Exhibitors from across Western Canada gather each year for cattle shows, competitions and clinics.
Organizers says the growing youth attendance is promising for the future of farming, such as youth farmers like Lexi Dietrich, who isn’t a stranger to Farmfair International shows.
“I’ve basically grown up here, I’ve been here since I was in a stroller. I’ve been showing and exhibiting since I was five years old,” said Dietrich.
Now 18 years old, she’s nearing the end of her junior career. While she’s getting ready to move on, she’s keeping a close eye on the next generation.
“It’s truly special, especially seeing those little kids like in this junior futurity, watching them exhibit their own animals,” she said.
Kids like 4-year-old Greta Pearson, not quite at eye level with her heffer yet, is passionate about her love for cattle and what she does on her farm.
“Halter break them and work on my calf,” said Pearson.
She’s part of a rising crop of up-and-coming junior cattle men and women.

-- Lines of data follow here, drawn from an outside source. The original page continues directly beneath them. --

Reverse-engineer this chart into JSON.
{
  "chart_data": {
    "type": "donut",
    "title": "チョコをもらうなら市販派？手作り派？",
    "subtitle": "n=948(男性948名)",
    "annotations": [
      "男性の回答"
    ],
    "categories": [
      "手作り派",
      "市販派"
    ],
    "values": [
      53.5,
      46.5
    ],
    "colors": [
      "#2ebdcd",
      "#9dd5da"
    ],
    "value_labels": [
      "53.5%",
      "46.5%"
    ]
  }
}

That age group is the top growing group at this year’s fair.
“I’m so proud of what this building, what Farmfair International, what this city can do for our rural youth. We’ve seen our numbers just grow dramatically, last year we had about 156 youth. Now we have close to 244,” said Leah Jones, Farmfair International president.
Farmfair serves as an opportunity for kids to learn more about agriculture and cattle even if they don’t have a farming background.

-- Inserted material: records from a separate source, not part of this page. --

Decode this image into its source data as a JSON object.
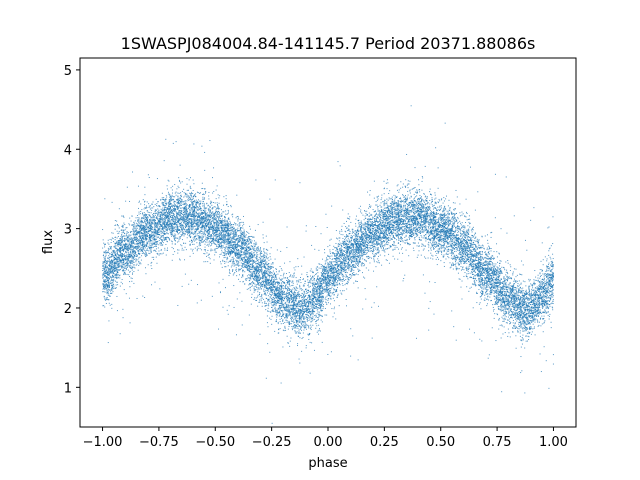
{
  "chart_data": {
    "type": "scatter",
    "title": "1SWASPJ084004.84-141145.7 Period 20371.88086s",
    "xlabel": "phase",
    "ylabel": "flux",
    "xlim": [
      -1.1,
      1.1
    ],
    "ylim": [
      0.5,
      5.15
    ],
    "xticks": [
      -1.0,
      -0.75,
      -0.5,
      -0.25,
      0.0,
      0.25,
      0.5,
      0.75,
      1.0
    ],
    "xtick_labels": [
      "−1.00",
      "−0.75",
      "−0.50",
      "−0.25",
      "0.00",
      "0.25",
      "0.50",
      "0.75",
      "1.00"
    ],
    "yticks": [
      1,
      2,
      3,
      4,
      5
    ],
    "ytick_labels": [
      "1",
      "2",
      "3",
      "4",
      "5"
    ],
    "grid": false,
    "point_color": "#1f77b4",
    "series": [
      {
        "description_curve": [
          [
            -1.0,
            2.4
          ],
          [
            -0.9,
            2.72
          ],
          [
            -0.8,
            2.95
          ],
          [
            -0.7,
            3.12
          ],
          [
            -0.6,
            3.15
          ],
          [
            -0.5,
            3.0
          ],
          [
            -0.4,
            2.78
          ],
          [
            -0.3,
            2.45
          ],
          [
            -0.2,
            2.1
          ],
          [
            -0.12,
            1.97
          ],
          [
            -0.05,
            2.15
          ],
          [
            0.0,
            2.38
          ],
          [
            0.1,
            2.7
          ],
          [
            0.2,
            2.95
          ],
          [
            0.3,
            3.1
          ],
          [
            0.4,
            3.15
          ],
          [
            0.5,
            3.0
          ],
          [
            0.6,
            2.78
          ],
          [
            0.7,
            2.45
          ],
          [
            0.8,
            2.12
          ],
          [
            0.88,
            1.98
          ],
          [
            0.95,
            2.12
          ],
          [
            1.0,
            2.38
          ]
        ],
        "scatter_sigma": 0.17,
        "point_count": 16000
      }
    ]
  }
}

“A lot of the people that have been showing here for 40+ years, started as young people. So once they get here, the networks they make, the connections they make and a love for the business, this is where they start and you’ll see them here 40 years from now,” said Jones.
“Alberta Beef is known globally. We have a reputation for quality both in the beef and in the genetics sector. We want to stay at the forefront of that.”
Having youth interested in cattle now paves the way for the future of farming in Alberta.
Dietrich says she’s thrilled to see her industry growing and more people throwing their hats in the ring.
“I think people are kind of learning a little bit more about what we do and we don’t just lead a cow around the ring. There’s a lot of things that happen behind the scenes as well,” Dietrich said.
This year’s Farmfair International featured more than 1,500 cattle entries and buyers from 14 different countries.
It returns to the Edmonton EXPO Centre November 6th to 9th, 2024 for its 50th anniversary.